Log of CrashLoopBackOff error which is a error faced commonly by kubernetes beignners
Log of CrashLoopBackOff error

The CrashLoopBackOff error can occur due to various reasons — the wrong deployment of Kubernetes, liveness probe misconfiguration, and init-container misconfiguration. An easy way to resolve this error is by properly configuring and deploying Kubernetes. However, you can also bypass the error by creating a separate deployment with the help of a blocking command.

4. Liveness and readiness probes

Several mistakes are made regarding probes. The first is not defining any health check for the application, which will never be restarted in case of problems and will always remain within the load-balancing pool of a service.

The second type of error concerns defining equal liveness and readiness probes by contacting the same HTTP endpoint, for example. It may be due to a misunderstanding of these types of tests. The liveness probe is linked to the concept of a healthy application, so if it fails, the pod will be restarted.

The readiness probe relates to whether or not the pod is inserted into the load-balancing pool during the entire life cycle of the pod. Defining them equal could risk, for example, the restart of an application that has temporarily slowed due to a lot of traffic.

Another critical aspect is not to make probes fail if one of the service’s dependencies is down. It would only compound the problem, which must be detected in the appropriate service.

5. Resources — Requests and Limits

Generally, newbies forget to set requests and limits for CPU and memory. This error leads to too many applications being scheduled on some worker nodes, causing them to become “overcommitted”. The final result is a low-performing application.

Understanding the necessary resources is basically to test and monitor with tools like Prometheus.
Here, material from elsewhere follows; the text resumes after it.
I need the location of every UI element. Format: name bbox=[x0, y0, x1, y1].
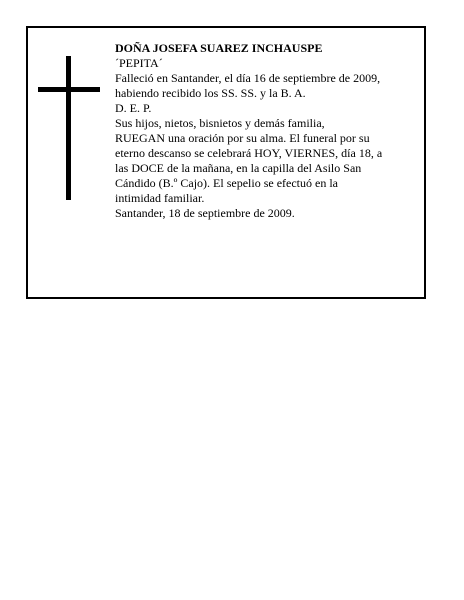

6. Too many load balancer–type services

The best solution is to expose the cluster with a single load balancer that will forward the traffic to the cluster nodes, which generally have an ingress controller for routing using ingress resources.

Don’t expect everything to work out magically: Kubernetes is not a panacea. A lousy application will stay that way even in Kubernetes (and possibly get worse). If you are careless, the control layer will become increasingly complex, slow, and arduous. Additionally, failure to have a disaster recovery strategy could leave you vulnerable. The Kubernetes platform cannot automatically ensure isolation and redundancy. Take some time to make your application truly cloud-native.